Friday, May 31, 2002

Interview: Rikki Rockett of Poison

They may use a little less makeup and hairspray these days, but not much else has changed about Poison.

The band's recently-released ninth album, "Hollyweird," is full of the same glitzy, hard rocking, three-chord anthems to hedonism that brought Poison three multi-platinum albums and a string of Top 40 hits in the late 1980s and early '90s. Drummer Rikki Rockett says the band wouldn't have it any other way.

"We've definitely stuck to our guns," Rockett said. "Poison is Poison no matter what else is happening. I don't want to follow trends, because you can't keep up with them anyway."

Rockett said their unflinching commitment to making the music only Poison can make is what has allowed them to continue to tour arenas and amphitheaters long after many of their contemporaries from the '80s have fallen into obscurity.

"You get to a point in your career where you surpass trends - like the Rolling Stones," Rockett said. "I'm not saying we're ever going to be the Rolling Stones, but we aspire to go to that level."

Poison hit the road recently with three other bands from the 1980s - Cinderella, Faster Pussycat and Winger.

It's Poison's fourth similar package tour in as many years. Rockett said the formula is working.

"People seem to love it, because they're familiar with a lot of these artists and a lot of their songs," he said. "There are a lot of newer acts I'd like to have on the road, but the way they're sold - it's a hard-sell. A lot of new music is shoved down your throat. With this tour, everyone knows the bands; everyone knows the songs. It's laid-back and we have fun."

But don't call it a nostalgia tour.

"People who say that are really overlooking the obvious," Rockett said. "We have a current record; we're playing new songs and old songs. We're a band with a history. A rock band that's out there making current records is not a nostalgia act."

Rockett said part of the problem is the perception that you have to be young to have validity as a rock band. He disputes that. He said he thinks a band really needs to show some staying power first.

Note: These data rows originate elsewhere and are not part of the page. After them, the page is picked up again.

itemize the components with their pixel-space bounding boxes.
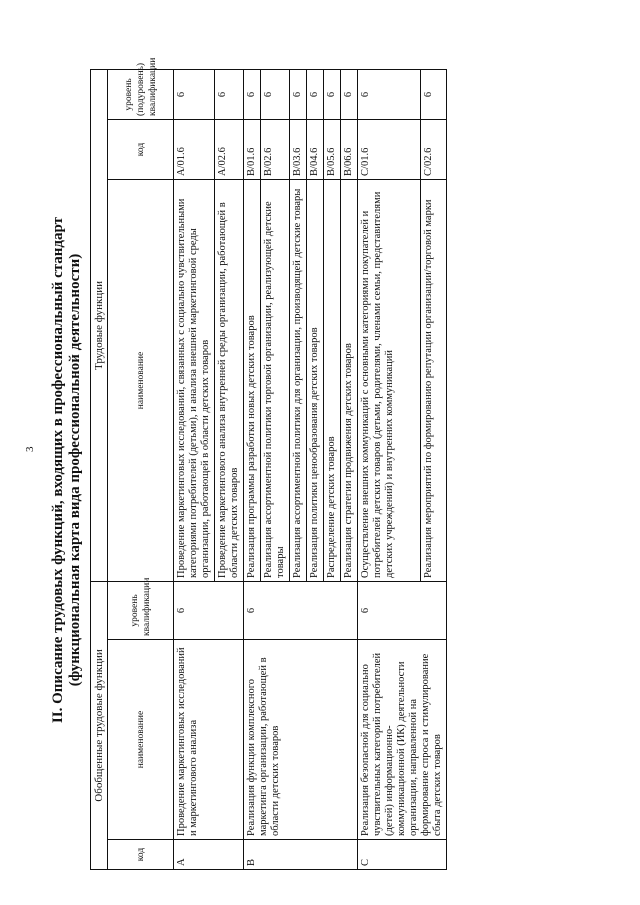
function-level: 6 bbox=[341, 69, 358, 119]
function-code: C/01.6 bbox=[358, 119, 421, 179]
group-b-name: Реализация функции комплексного маркетинга организации, работающей в области детских товаров bbox=[244, 640, 358, 840]
col-header-tf-level: уровень (подуровень) квалификации bbox=[108, 69, 174, 119]
group-b-code: B bbox=[244, 840, 358, 870]
table-row bbox=[358, 69, 421, 869]
function-name: Реализация ассортиментной политики для организации, производящей детские товары bbox=[290, 179, 307, 581]
group-header-row bbox=[91, 69, 108, 869]
group-a-code: A bbox=[174, 840, 244, 870]
function-level: 6 bbox=[215, 69, 244, 119]
function-code: B/04.6 bbox=[307, 119, 324, 179]
document-title bbox=[50, 70, 84, 870]
function-code: A/02.6 bbox=[215, 119, 244, 179]
function-name: Проведение маркетингового анализа внутренней среды организации, работающей в области детских товаров bbox=[215, 179, 244, 581]
group-a-name: Проведение маркетинговых исследований и маркетингового анализа bbox=[174, 640, 244, 840]
function-level: 6 bbox=[290, 69, 307, 119]
title-line-1: II. Описание трудовых функций, входящих в профессиональный стандарт bbox=[50, 216, 66, 724]
generalized-functions-header: Обобщенные трудовые функции bbox=[91, 581, 108, 869]
function-code: B/01.6 bbox=[244, 119, 261, 179]
function-code: B/03.6 bbox=[290, 119, 307, 179]
col-header-level: уровень квалификации bbox=[108, 581, 174, 639]
function-level: 6 bbox=[174, 69, 215, 119]
group-c-level: 6 bbox=[358, 581, 447, 639]
function-level: 6 bbox=[261, 69, 290, 119]
function-code: B/05.6 bbox=[324, 119, 341, 179]
functional-map-table bbox=[90, 57, 447, 870]
function-level: 6 bbox=[324, 69, 341, 119]
page-number: 3 bbox=[24, 446, 36, 452]
group-b-level: 6 bbox=[244, 581, 358, 639]
col-header-name: наименование bbox=[108, 640, 174, 840]
table-row bbox=[174, 69, 215, 869]
function-name: Распределение детских товаров bbox=[324, 179, 341, 581]
group-c-name: Реализация безопасной для социально чувствительных категорий потребителей (детей) информационно-коммуникационной (ИК) деятельности организации, направленной на формирование спроса и стимулирование сбыта детских товаров bbox=[358, 640, 447, 840]
function-name: Проведение маркетинговых исследований, связанных с социально чувствительными категориями потребителей (детьми), и анализа внешней маркетинговой среды организации, работающей в области детских товаров bbox=[174, 179, 215, 581]
col-header-code: код bbox=[108, 840, 174, 870]
function-code: B/06.6 bbox=[341, 119, 358, 179]
function-level: 6 bbox=[244, 69, 261, 119]
group-a-level: 6 bbox=[174, 581, 244, 639]
table-row bbox=[244, 69, 261, 869]
function-code: B/02.6 bbox=[261, 119, 290, 179]
labor-functions-header: Трудовые функции bbox=[91, 69, 108, 581]
group-c-code: C bbox=[358, 840, 447, 870]
function-level: 6 bbox=[307, 69, 324, 119]
function-name: Реализация политики ценообразования детских товаров bbox=[307, 179, 324, 581]
function-name: Реализация программы разработки новых детских товаров bbox=[244, 179, 261, 581]
column-header-row bbox=[108, 69, 174, 869]
function-name: Реализация стратегии продвижения детских товаров bbox=[341, 179, 358, 581]
function-name: Осуществление внешних коммуникаций с основными категориями покупателей и потребителей детских товаров (детьми, родителями, членами семьи, представителями детских учреждений) и внутренних коммуникаций bbox=[358, 179, 421, 581]
function-name: Реализация мероприятий по формированию репутации организации/торговой марки bbox=[420, 179, 446, 581]
function-code: C/02.6 bbox=[420, 119, 446, 179]
function-level: 6 bbox=[420, 69, 446, 119]
function-code: A/01.6 bbox=[174, 119, 215, 179]
function-name: Реализация ассортиментной политики торговой организации, реализующей детские товары bbox=[261, 179, 290, 581]
rotated-page-content bbox=[50, 57, 620, 870]
title-line-2: (функциональная карта вида профессиональной деятельности) bbox=[67, 253, 83, 687]
col-header-tf-name: наименование bbox=[108, 179, 174, 581]
col-header-tf-code: код bbox=[108, 119, 174, 179]
function-level: 6 bbox=[358, 69, 421, 119]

"I don't want to be young forever; I'm really over the whole idea that you have to be a young band to have any kind of validity," he said. "I'm sorry, but Linkin Park doesn't have validity yet. They're making good music, but until you've done it for a while, how can you know what it's really worth?"

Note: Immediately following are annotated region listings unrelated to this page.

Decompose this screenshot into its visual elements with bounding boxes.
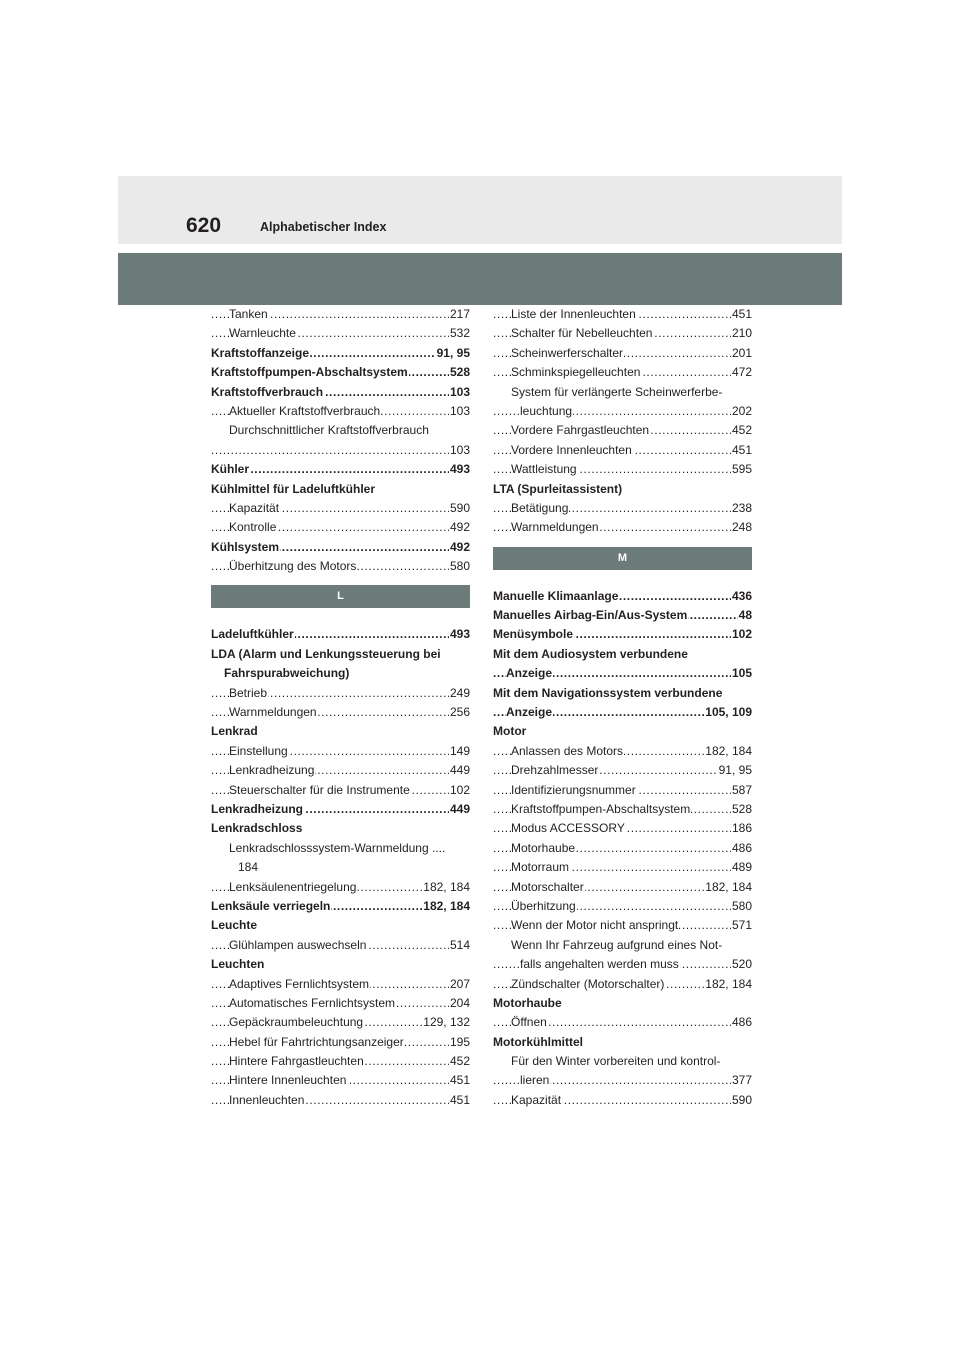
index-entry (211, 480, 470, 499)
entry-text: Lenksäule verriegeln (211, 898, 331, 913)
index-entry (211, 916, 470, 935)
entry-text: Leuchten (211, 957, 265, 972)
page-reference: 182, 184 (422, 878, 470, 897)
entry-text: leuchtung (520, 403, 573, 418)
index-subentry (493, 839, 752, 858)
entry-text: Für den Winter vorbereiten und kontrol- (511, 1054, 721, 1069)
index-subentry (493, 916, 752, 935)
entry-text: Hintere Fahrgastleuchten (229, 1054, 364, 1069)
entry-text: Schminkspiegelleuchten (511, 365, 641, 380)
entry-text: Anzeige (506, 705, 553, 720)
page-reference: 182, 184 (704, 742, 752, 761)
page-reference: 201 (731, 344, 752, 363)
entry-text: Zündschalter (Motorschalter) (511, 976, 665, 991)
index-subentry (211, 421, 470, 440)
index-subentry (211, 858, 470, 877)
entry-text: Hebel für Fahrtrichtungsanzeiger (229, 1034, 404, 1049)
index-subentry (493, 742, 752, 761)
page-reference: 493 (449, 625, 470, 644)
entry-text: Identifizierungsnummer (511, 782, 636, 797)
page-reference: 580 (731, 897, 752, 916)
page-reference: 580 (449, 557, 470, 576)
index-entry (493, 994, 752, 1013)
index-subentry (493, 1013, 752, 1032)
entry-text: LDA (Alarm und Lenkungssteuerung bei (211, 646, 441, 661)
page-reference: 182, 184 (704, 975, 752, 994)
index-subentry (493, 441, 752, 460)
page-reference: 129, 132 (422, 1013, 470, 1032)
entry-text: Kühlmittel für Ladeluftkühler (211, 481, 376, 496)
index-entry (493, 587, 752, 606)
entry-text: Warnleuchte (229, 326, 296, 341)
entry-text: Motorraum (511, 860, 570, 875)
index-subentry (211, 305, 470, 324)
index-subentry (211, 1033, 470, 1052)
page-reference: 451 (449, 1091, 470, 1110)
index-subentry (211, 975, 470, 994)
page-reference: 532 (449, 324, 470, 343)
page-reference: 102 (731, 625, 752, 644)
page-reference: 238 (731, 499, 752, 518)
page-reference: 186 (731, 819, 752, 838)
page-reference: 217 (449, 305, 470, 324)
page-reference: 48 (738, 606, 752, 625)
entry-text: Überhitzung des Motors (229, 559, 357, 574)
page-reference: 103 (449, 383, 470, 402)
entry-text: Glühlampen auswechseln (229, 937, 367, 952)
entry-text: 184 (238, 860, 259, 875)
index-subentry (211, 936, 470, 955)
index-subentry (493, 518, 752, 537)
index-subentry (211, 1013, 470, 1032)
page-reference: 451 (731, 441, 752, 460)
entry-text: Kraftstoffanzeige (211, 345, 310, 360)
entry-text: Öffnen (511, 1015, 547, 1030)
index-subentry (493, 858, 752, 877)
index-entry (211, 897, 470, 916)
page-reference: 452 (731, 421, 752, 440)
page-reference: 377 (731, 1071, 752, 1090)
index-subentry (211, 441, 470, 460)
index-subentry (211, 742, 470, 761)
page-reference: 207 (449, 975, 470, 994)
index-subentry (493, 878, 752, 897)
index-entry (493, 664, 752, 683)
entry-text: Durchschnittlicher Kraftstoffverbrauch (229, 423, 429, 438)
index-column-left (211, 305, 470, 1110)
index-subentry (493, 955, 752, 974)
index-subentry (493, 1052, 752, 1071)
index-entry (493, 722, 752, 741)
page-reference: 492 (449, 518, 470, 537)
entry-text: Tanken (229, 307, 268, 321)
entry-text: Scheinwerferschalter (511, 345, 624, 360)
page-reference: 590 (731, 1091, 752, 1110)
entry-text: Innenleuchten (229, 1092, 305, 1107)
entry-text: LTA (Spurleitassistent) (493, 481, 623, 496)
page-reference: 514 (449, 936, 470, 955)
entry-text: Leuchte (211, 918, 258, 933)
entry-text (238, 443, 239, 457)
entry-text: Überhitzung (511, 898, 576, 913)
entry-text: Lenkradschloss (211, 821, 303, 836)
index-subentry (493, 402, 752, 421)
index-entry (493, 606, 752, 625)
entry-text: lieren (520, 1073, 550, 1088)
page-reference: 451 (449, 1071, 470, 1090)
entry-text: Wattleistung (511, 462, 577, 477)
entry-text: Liste der Innenleuchten (511, 307, 636, 321)
index-subentry (493, 819, 752, 838)
entry-text: Wenn der Motor nicht anspringt (511, 918, 679, 933)
entry-text: Anlassen des Motors (511, 743, 624, 758)
page-reference: 451 (731, 305, 752, 324)
entry-text: Manuelles Airbag-Ein/Aus-System (493, 608, 688, 623)
page-reference: 486 (731, 1013, 752, 1032)
entry-text: Adaptives Fernlichtsystem (229, 976, 370, 991)
index-subentry (211, 878, 470, 897)
page-number: 620 (186, 214, 222, 237)
entry-text: Mit dem Audiosystem verbundene (493, 646, 688, 661)
index-column-right (493, 305, 752, 1110)
entry-text: Betrieb (229, 685, 268, 700)
page-reference: 449 (449, 800, 470, 819)
index-subentry (493, 305, 752, 324)
index-subentry (211, 1071, 470, 1090)
header-band (118, 176, 842, 244)
entry-text: Motorhaube (493, 995, 562, 1010)
index-entry (211, 800, 470, 819)
entry-text: Gepäckraumbeleuchtung (229, 1015, 364, 1030)
index-subentry (211, 703, 470, 722)
entry-text: Motorkühlmittel (493, 1034, 583, 1049)
entry-text: Menüsymbole (493, 627, 574, 642)
index-subentry (493, 1091, 752, 1110)
entry-text: Schalter für Nebelleuchten (511, 326, 653, 341)
index-entry (493, 1033, 752, 1052)
index-entry (211, 645, 470, 664)
index-entry (211, 722, 470, 741)
entry-text: Kapazität (511, 1092, 562, 1107)
entry-text: Mit dem Navigationssystem verbundene (493, 685, 723, 700)
index-subentry (211, 761, 470, 780)
entry-text: Modus ACCESSORY (511, 821, 625, 836)
entry-text: Kühler (211, 462, 250, 477)
index-subentry (493, 421, 752, 440)
index-subentry (211, 684, 470, 703)
section-letter-heading: L (211, 585, 470, 608)
index-entry (211, 538, 470, 557)
entry-text: Warnmeldungen (229, 705, 317, 720)
entry-text: Ladeluftkühler (211, 627, 294, 642)
entry-text: Kraftstoffpumpen-Abschaltsystem (511, 801, 691, 816)
entry-text: Lenkradheizung (229, 763, 315, 778)
entry-text: Steuerschalter für die Instrumente (229, 782, 410, 797)
index-subentry (211, 781, 470, 800)
page-reference: 493 (449, 460, 470, 479)
index-subentry (211, 994, 470, 1013)
index-subentry (211, 839, 470, 858)
index-entry (493, 684, 752, 703)
page-reference: 472 (731, 363, 752, 382)
entry-text: Vordere Innenleuchten (511, 442, 632, 457)
page-reference: 449 (449, 761, 470, 780)
header-bar (118, 253, 842, 305)
index-subentry (211, 402, 470, 421)
index-entry (493, 645, 752, 664)
page-reference: 210 (731, 324, 752, 343)
index-subentry (493, 975, 752, 994)
index-subentry (493, 800, 752, 819)
page-reference: 486 (731, 839, 752, 858)
index-subentry (493, 344, 752, 363)
page-reference: 587 (731, 781, 752, 800)
page-reference: ..... 103 (449, 441, 470, 460)
index-subentry (493, 781, 752, 800)
index-subentry (493, 1071, 752, 1090)
entry-text: Betätigung (511, 500, 569, 515)
index-entry (211, 383, 470, 402)
page-reference: 248 (731, 518, 752, 537)
index-subentry (211, 1091, 470, 1110)
index-entry (211, 625, 470, 644)
entry-text: Drehzahlmesser (511, 763, 599, 778)
page-reference: 103 (449, 402, 470, 421)
chapter-title: Alphabetischer Index (260, 220, 387, 234)
index-subentry (493, 324, 752, 343)
index-subentry (211, 324, 470, 343)
index-subentry (211, 518, 470, 537)
page-reference: 256 (449, 703, 470, 722)
index-entry (211, 819, 470, 838)
page-reference: 204 (449, 994, 470, 1013)
entry-text: Einstellung (229, 743, 288, 758)
section-letter-heading: M (493, 547, 752, 570)
index-entry (493, 480, 752, 499)
entry-text: Warnmeldungen (511, 520, 599, 535)
entry-text: falls angehalten werden muss (520, 957, 679, 972)
page-reference: 182, 184 (422, 897, 470, 916)
entry-text: System für verlängerte Scheinwerferbe- (511, 384, 723, 399)
index-subentry (493, 897, 752, 916)
entry-text: Wenn Ihr Fahrzeug aufgrund eines Not- (511, 937, 723, 952)
index-subentry (211, 557, 470, 576)
entry-text: Kraftstoffpumpen-Abschaltsystem (211, 365, 408, 380)
index-entry (211, 344, 470, 363)
index-subentry (493, 460, 752, 479)
page-reference: 202 (731, 402, 752, 421)
entry-text: Kapazität (229, 500, 280, 515)
page-reference: 436 (731, 587, 752, 606)
page-reference: 149 (449, 742, 470, 761)
page-reference: 489 (731, 858, 752, 877)
entry-text: Manuelle Klimaanlage (493, 588, 619, 603)
entry-text: Motorhaube (511, 840, 576, 855)
page-reference: 195 (449, 1033, 470, 1052)
entry-text: Anzeige (506, 666, 553, 681)
page-reference: 182, 184 (704, 878, 752, 897)
page-reference: 571 (731, 916, 752, 935)
index-entry (211, 460, 470, 479)
entry-text: Hintere Innenleuchten (229, 1073, 347, 1088)
entry-text: Motor (493, 724, 527, 739)
index-entry (211, 955, 470, 974)
page-reference: 595 (731, 460, 752, 479)
page-reference: 520 (731, 955, 752, 974)
page-reference: 102 (449, 781, 470, 800)
page-reference: 528 (449, 363, 470, 382)
entry-text: Automatisches Fernlichtsystem (229, 995, 396, 1010)
page-reference: 492 (449, 538, 470, 557)
entry-text: Lenkradheizung (211, 801, 304, 816)
page-reference: 452 (449, 1052, 470, 1071)
entry-text: Aktueller Kraftstoffverbrauch (229, 403, 381, 418)
index-entry (493, 703, 752, 722)
page-reference: 249 (449, 684, 470, 703)
page-reference: 91, 95 (718, 761, 752, 780)
page-reference: 105, 109 (704, 703, 752, 722)
entry-text: Kühlsystem (211, 539, 280, 554)
index-subentry (211, 499, 470, 518)
page-reference: 105 (731, 664, 752, 683)
entry-text: Lenksäulenentriegelung (229, 879, 357, 894)
page-reference: 91, 95 (436, 344, 470, 363)
index-entry (211, 664, 470, 683)
index-subentry (211, 1052, 470, 1071)
index-entry (211, 363, 470, 382)
entry-text: Fahrspurabweichung) (224, 666, 350, 681)
entry-text: Kraftstoffverbrauch (211, 384, 324, 399)
page-reference: 590 (449, 499, 470, 518)
index-entry (493, 625, 752, 644)
index-subentry (493, 499, 752, 518)
entry-text: Vordere Fahrgastleuchten (511, 423, 650, 438)
index-subentry (493, 761, 752, 780)
page-reference: 528 (731, 800, 752, 819)
entry-text: Motorschalter (511, 879, 584, 894)
index-subentry (493, 383, 752, 402)
entry-text: Lenkrad (211, 724, 258, 739)
entry-text: Kontrolle (229, 520, 277, 535)
entry-text: Lenkradschlosssystem-Warnmeldung .... (229, 840, 446, 855)
index-subentry (493, 363, 752, 382)
index-subentry (493, 936, 752, 955)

And what about that other term that often gets thrown in the face of 1980s rockers? Rockett said the words "hair band" really don't bother him anymore.

"If we're going to categorize like that, then we'd have to say a lot of the current bands are goatee metal," he joked. "On one hand, it's unflattering, but on the other hand, people have been trying to categorize us for years. First we were metal, then glam, then glitter metal, now hair metal. Everyone is striving to categorize. It's really sad that we just can't have music for people to enjoy."

No matter what you call them, Rockett said there's one thing that Poison will always deliver - a solid stage show. Since their early days, Poison has been known for their over-the-top pyro and light spectacles, and this tour will be no exception.

"If someone's going to make the effort to come out to a show, they really deserve something more than just us playing on stage," Rockett said. "Bands that do that just aren't working hard enough for me."

So far, fans have responded well to what Rockett calls an "old school" approach to the stage show. Their previous package tours have been successful, and he expects this one to do well also.

But will Poison ever enjoy the same kind of success they had in the '80s again? Rockett is not sure he wants that.

"It's a different kind of success we have right now; it's not for the moment," he said. "I'm really happy with how things stand. We have a career; we have a loyal fan base. I think we can do this for a long time. We're not the flavor of the month."